Hi Yifan,
On 2025/11/20 17:22, Yifan Zhao wrote:
This patch introduces support for AWS Signature Version 4 for s3erofs
remote backend.
Now users can specify the folowing options:
- passwd_file=Y, S3 credentials file in the format $ak:$sk (optional);
- urlstyle=<vhost, path>, S3 API calling style (optional);
- sig=<2,4>, S3 API signature version (optional);
- region=W, region code for S3 endpoint (required for sig=4).
e.g.:
mkfs.erofs \
--s3=s3.us-east-1.amazonaws.com,sig=4,region=us-east-1 \
output.img some_bucket/path/to/object
Thanks for the effort!
Could we find a public s3 bucket and post here as an example?
Signed-off-by: Yifan Zhao <[email protected]>
---
lib/liberofs_s3.h | 1 +
lib/remotes/s3.c | 567 +++++++++++++++++++++++++++++++++++++---------
mkfs/main.c | 14 +-
3 files changed, 471 insertions(+), 111 deletions(-)
diff --git a/lib/liberofs_s3.h b/lib/liberofs_s3.h
index f2ec822..f4886cd 100644
--- a/lib/liberofs_s3.h
+++ b/lib/liberofs_s3.h
@@ -27,6 +27,7 @@ enum s3erofs_signature_version {
struct erofs_s3 {
void *easy_curl;
const char *endpoint;
+ const char *region;
char access_key[S3_ACCESS_KEY_LEN + 1];
char secret_key[S3_SECRET_KEY_LEN + 1];
diff --git a/lib/remotes/s3.c b/lib/remotes/s3.c
index 0f7e1a9..3263dd7 100644
--- a/lib/remotes/s3.c
+++ b/lib/remotes/s3.c
@@ -23,7 +23,8 @@
#define S3EROFS_PATH_MAX 1024
#define S3EROFS_MAX_QUERY_PARAMS 16
#define S3EROFS_URL_LEN 8192
-#define S3EROFS_CANONICAL_QUERY_LEN 2048
+#define S3EROFS_CANONICAL_URI_LEN 1024
Is there a spec to document that?
+#define S3EROFS_CANONICAL_QUERY_LEN S3EROFS_URL_LEN
#define BASE64_ENCODE_LEN(len) (((len + 2) / 3) * 4)

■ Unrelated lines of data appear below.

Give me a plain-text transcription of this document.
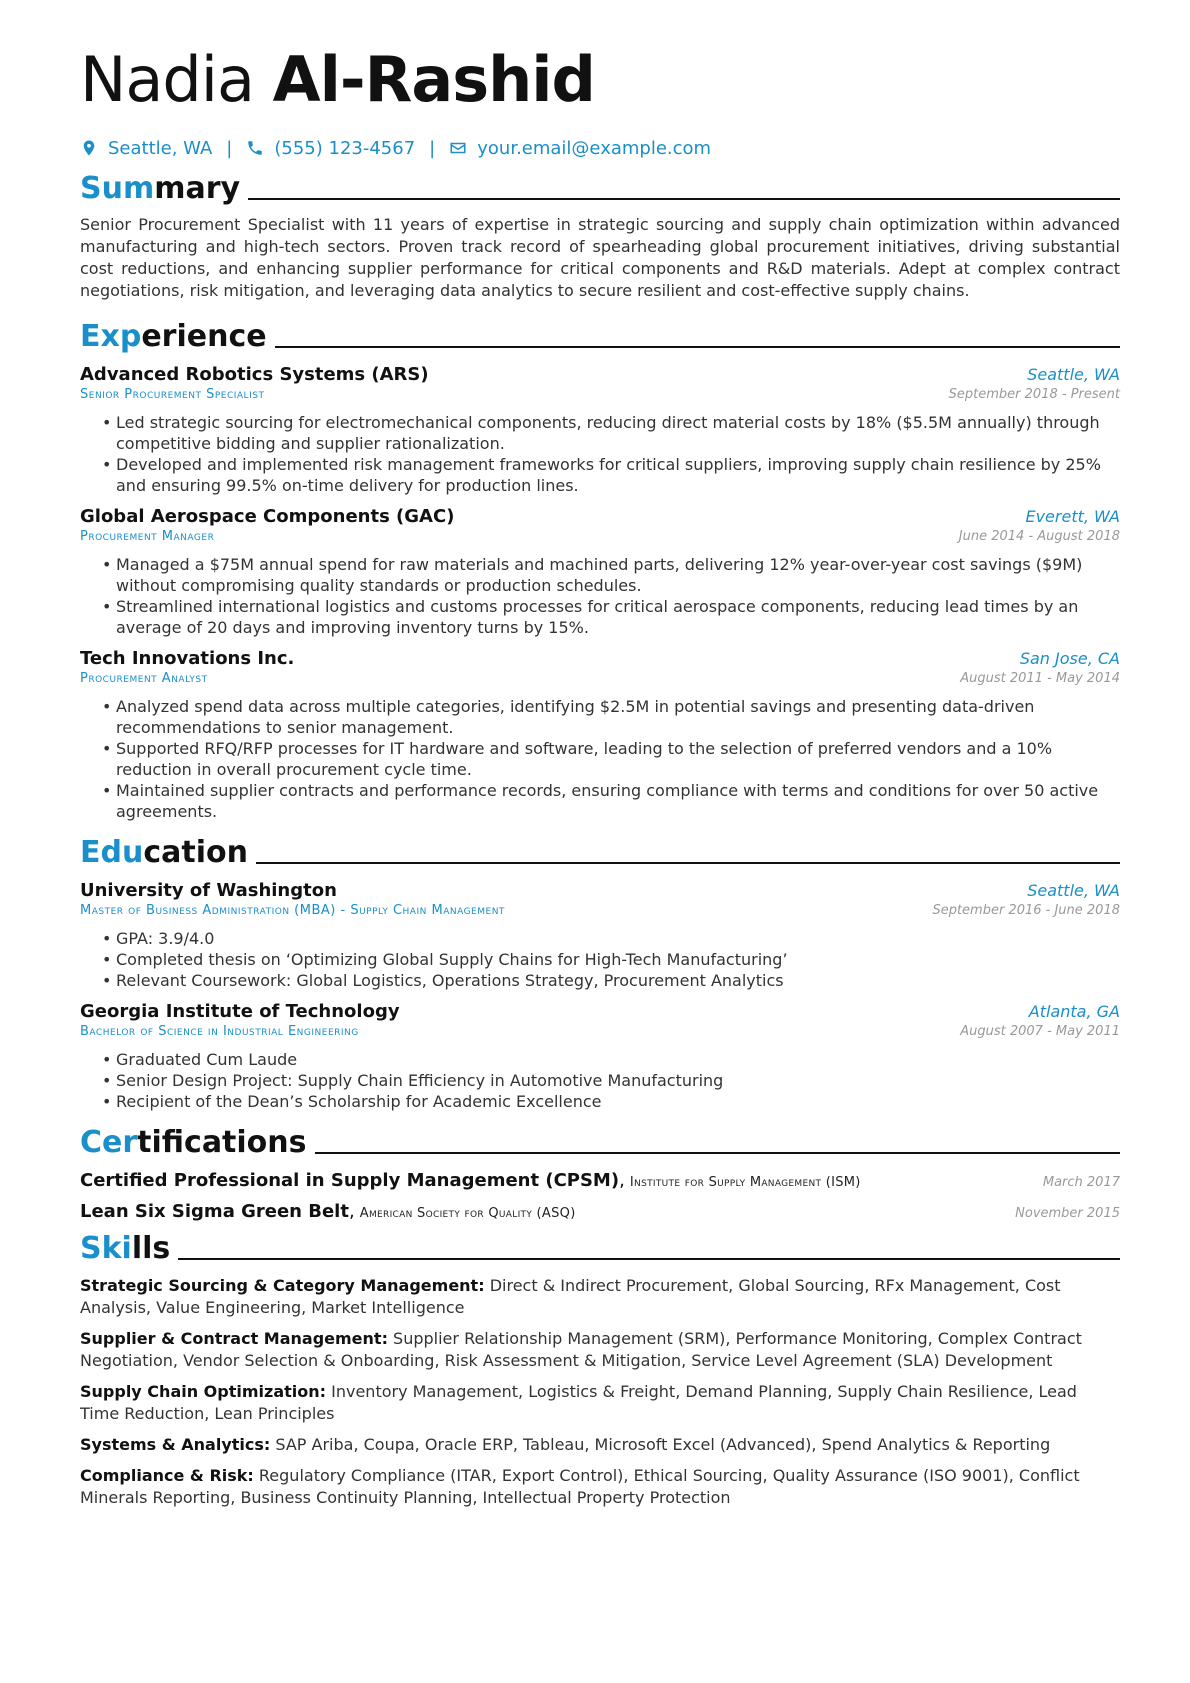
Nadia Al-Rashid
Seattle, WA | (555) 123-4567 | your.email@example.com
Summary
Senior Procurement Specialist with 11 years of expertise in strategic sourcing and supply chain optimization within advanced manufacturing and high-tech sectors. Proven track record of spearheading global procurement initiatives, driving substantial cost reductions, and enhancing supplier performance for critical components and R&D materials. Adept at complex contract negotiations, risk mitigation, and leveraging data analytics to secure resilient and cost-effective supply chains.
Experience
Advanced Robotics Systems (ARS)	Seattle, WA
Senior Procurement Specialist	September 2018 - Present
• Led strategic sourcing for electromechanical components, reducing direct material costs by 18% ($5.5M annually) through competitive bidding and supplier rationalization.
• Developed and implemented risk management frameworks for critical suppliers, improving supply chain resilience by 25% and ensuring 99.5% on-time delivery for production lines.
Global Aerospace Components (GAC)	Everett, WA
Procurement Manager	June 2014 - August 2018
• Managed a $75M annual spend for raw materials and machined parts, delivering 12% year-over-year cost savings ($9M) without compromising quality standards or production schedules.
• Streamlined international logistics and customs processes for critical aerospace components, reducing lead times by an average of 20 days and improving inventory turns by 15%.
Tech Innovations Inc.	San Jose, CA
Procurement Analyst	August 2011 - May 2014
• Analyzed spend data across multiple categories, identifying $2.5M in potential savings and presenting data-driven recommendations to senior management.
• Supported RFQ/RFP processes for IT hardware and software, leading to the selection of preferred vendors and a 10% reduction in overall procurement cycle time.
• Maintained supplier contracts and performance records, ensuring compliance with terms and conditions for over 50 active agreements.
Education
University of Washington	Seattle, WA
Master of Business Administration (MBA) - Supply Chain Management	September 2016 - June 2018
• GPA: 3.9/4.0
• Completed thesis on ‘Optimizing Global Supply Chains for High-Tech Manufacturing’
• Relevant Coursework: Global Logistics, Operations Strategy, Procurement Analytics
Georgia Institute of Technology	Atlanta, GA
Bachelor of Science in Industrial Engineering	August 2007 - May 2011
• Graduated Cum Laude
• Senior Design Project: Supply Chain Efficiency in Automotive Manufacturing
• Recipient of the Dean’s Scholarship for Academic Excellence
Certifications
Certified Professional in Supply Management (CPSM), Institute for Supply Management (ISM)	March 2017
Lean Six Sigma Green Belt, American Society for Quality (ASQ)	November 2015
Skills
Strategic Sourcing & Category Management: Direct & Indirect Procurement, Global Sourcing, RFx Management, Cost Analysis, Value Engineering, Market Intelligence
Supplier & Contract Management: Supplier Relationship Management (SRM), Performance Monitoring, Complex Contract Negotiation, Vendor Selection & Onboarding, Risk Assessment & Mitigation, Service Level Agreement (SLA) Development
Supply Chain Optimization: Inventory Management, Logistics & Freight, Demand Planning, Supply Chain Resilience, Lead Time Reduction, Lean Principles
Systems & Analytics: SAP Ariba, Coupa, Oracle ERP, Tableau, Microsoft Excel (Advanced), Spend Analytics & Reporting
Compliance & Risk: Regulatory Compliance (ITAR, Export Control), Ethical Sourcing, Quality Assurance (ISO 9001), Conflict Minerals Reporting, Business Continuity Planning, Intellectual Property Protection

@@ -34,52 +35,142 @@ struct s3erofs_query_params {
};
struct s3erofs_curl_request {
- const char *method;
It seems it's removed... S3 only allows `GET` method?

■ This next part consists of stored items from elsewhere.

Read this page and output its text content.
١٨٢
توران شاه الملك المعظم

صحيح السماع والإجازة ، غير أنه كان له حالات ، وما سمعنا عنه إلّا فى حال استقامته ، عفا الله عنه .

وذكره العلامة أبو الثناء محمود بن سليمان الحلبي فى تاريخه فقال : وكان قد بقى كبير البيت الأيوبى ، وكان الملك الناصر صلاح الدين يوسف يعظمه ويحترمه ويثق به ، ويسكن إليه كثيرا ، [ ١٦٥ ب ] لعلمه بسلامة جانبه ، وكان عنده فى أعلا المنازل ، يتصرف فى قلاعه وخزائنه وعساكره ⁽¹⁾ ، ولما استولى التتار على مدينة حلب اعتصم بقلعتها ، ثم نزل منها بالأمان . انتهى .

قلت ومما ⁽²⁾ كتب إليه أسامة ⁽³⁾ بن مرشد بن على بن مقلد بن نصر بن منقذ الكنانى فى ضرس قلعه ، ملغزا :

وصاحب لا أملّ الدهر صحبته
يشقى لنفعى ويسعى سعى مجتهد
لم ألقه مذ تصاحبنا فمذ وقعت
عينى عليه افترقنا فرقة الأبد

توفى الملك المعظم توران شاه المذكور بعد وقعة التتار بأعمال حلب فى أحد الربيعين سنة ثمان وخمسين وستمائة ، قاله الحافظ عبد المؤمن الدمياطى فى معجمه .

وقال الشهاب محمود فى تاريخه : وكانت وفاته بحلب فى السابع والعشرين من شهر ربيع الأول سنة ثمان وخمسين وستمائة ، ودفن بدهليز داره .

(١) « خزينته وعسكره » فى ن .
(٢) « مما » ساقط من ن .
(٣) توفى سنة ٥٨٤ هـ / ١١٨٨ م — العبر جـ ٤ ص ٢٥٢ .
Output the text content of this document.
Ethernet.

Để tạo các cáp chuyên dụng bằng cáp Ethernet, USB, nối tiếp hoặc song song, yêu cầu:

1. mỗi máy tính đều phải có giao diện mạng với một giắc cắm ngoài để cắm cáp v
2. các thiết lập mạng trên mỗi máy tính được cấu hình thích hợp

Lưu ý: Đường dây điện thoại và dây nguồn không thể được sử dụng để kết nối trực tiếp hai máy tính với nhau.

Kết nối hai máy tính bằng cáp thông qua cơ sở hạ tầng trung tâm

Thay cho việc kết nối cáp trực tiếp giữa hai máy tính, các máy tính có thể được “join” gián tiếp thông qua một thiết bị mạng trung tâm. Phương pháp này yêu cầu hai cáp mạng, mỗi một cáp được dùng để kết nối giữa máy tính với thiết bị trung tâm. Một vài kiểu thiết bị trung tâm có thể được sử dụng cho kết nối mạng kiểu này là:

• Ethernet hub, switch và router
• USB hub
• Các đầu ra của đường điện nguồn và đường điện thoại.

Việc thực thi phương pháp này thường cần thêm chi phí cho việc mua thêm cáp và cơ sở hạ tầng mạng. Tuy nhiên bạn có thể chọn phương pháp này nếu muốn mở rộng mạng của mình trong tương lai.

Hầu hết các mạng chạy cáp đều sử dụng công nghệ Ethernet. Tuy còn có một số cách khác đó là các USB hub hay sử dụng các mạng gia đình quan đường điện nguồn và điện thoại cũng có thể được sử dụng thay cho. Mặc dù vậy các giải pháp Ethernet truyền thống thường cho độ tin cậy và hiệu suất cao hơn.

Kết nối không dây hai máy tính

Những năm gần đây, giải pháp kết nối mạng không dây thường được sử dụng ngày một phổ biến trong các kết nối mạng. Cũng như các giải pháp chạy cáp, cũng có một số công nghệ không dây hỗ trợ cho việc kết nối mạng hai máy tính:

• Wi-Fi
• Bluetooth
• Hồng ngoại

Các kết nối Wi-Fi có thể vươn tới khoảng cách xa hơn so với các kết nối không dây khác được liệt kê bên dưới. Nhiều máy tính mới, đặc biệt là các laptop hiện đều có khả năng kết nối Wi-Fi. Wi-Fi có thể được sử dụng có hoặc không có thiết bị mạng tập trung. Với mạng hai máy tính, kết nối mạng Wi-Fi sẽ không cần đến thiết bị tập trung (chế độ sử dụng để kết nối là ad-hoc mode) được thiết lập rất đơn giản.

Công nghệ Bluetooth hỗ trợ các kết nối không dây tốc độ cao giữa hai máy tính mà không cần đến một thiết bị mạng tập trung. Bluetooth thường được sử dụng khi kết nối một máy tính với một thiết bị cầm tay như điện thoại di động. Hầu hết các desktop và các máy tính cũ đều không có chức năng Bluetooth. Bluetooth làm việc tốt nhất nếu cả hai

char url[S3EROFS_URL_LEN];
+ char canonical_uri[S3EROFS_CANONICAL_URI_LEN];
char canonical_query[S3EROFS_CANONICAL_QUERY_LEN];
};
+static const char *s3erofs_parse_host(const char *endpoint, const char **schema) {
K&R style is:
static const char *s3erofs_parse_host()
{
if (!tmp) {
...
} else {
...
}
}
+ const char *tmp = strstr(endpoint, "://");
+ const char *host;
+
+ if (!tmp) {
+ host = endpoint;
+ if (schema)
+ *schema = NULL;
+ } else {
+ host = tmp + sizeof("://") - 1;
+ if (schema) {
+ *schema = strndup(endpoint, host - endpoint);
+ if (!*schema)
+ return ERR_PTR(-ENOMEM);
+ }
+ }
+
+ return host;
+}
+
+static int s3erofs_urlencode(const char *input, char **output)
+{
static void *s3erofs_urlencode(const char *input)
{
char *output;
output = malloc(strlen(input) * 3 + 1);
if (!output)
return ERR_PTR(-ENOMEM);
...
return output;
}
+ static const char hex[] = "0123456789ABCDEF";
+ int i;
+ char c, *p;
+
+ *output = malloc(strlen(input) * 3 + 1);
+ if (!*output)
+ return -ENOMEM;
+
+ p = *output;
+ for (i = 0; i < strlen(input); ++i) {
+ c = (unsigned char)input[i];
+
+ // Unreserved characters: A-Z a-z 0-9 - . _ ~
+ if ((c >= 'A' && c <= 'Z') || (c >= 'a' && c <= 'z') ||
+ (c >= '0' && c <= '9') || c == '-' || c == '.' || c == '_'
||
+ c == '~') {
+ *p++ = c;
+ } else {
+ *p++ = '%';
+ *p++ = hex[c >> 4];
+ *p++ = hex[c & 0x0F];
+ }
+ }
+ *p = '\0';
+
+ return 0;
+}
+
+struct kv_pair {
+ char *key;
+ char *value;
+};
+
+static int compare_kv_pair(const void *a, const void *b)
+{
+ return strcmp(((const struct kv_pair *)a)->key, ((const struct kv_pair
*)b)->key);
+}
+
+static int s3erofs_prepare_canonical_query(struct s3erofs_curl_request *req,
+ struct s3erofs_query_params *params)
+{
+ struct kv_pair *pairs;
+ int i, pos = 0, ret = 0;
+
+ if (params->num == 0)
if (!params->num) {
}
+ return 0;
+
+ pairs = malloc(sizeof(struct kv_pair) * params->num);
+ for (i = 0; i < params->num; i++) {
+ ret = s3erofs_urlencode(params->key[i], &pairs[i].key);
+ if (ret < 0)
+ goto out;
+ ret = s3erofs_urlencode(params->value[i], &pairs[i].value);
Why we use urlencoding now?
Thanks,
Gao Xiang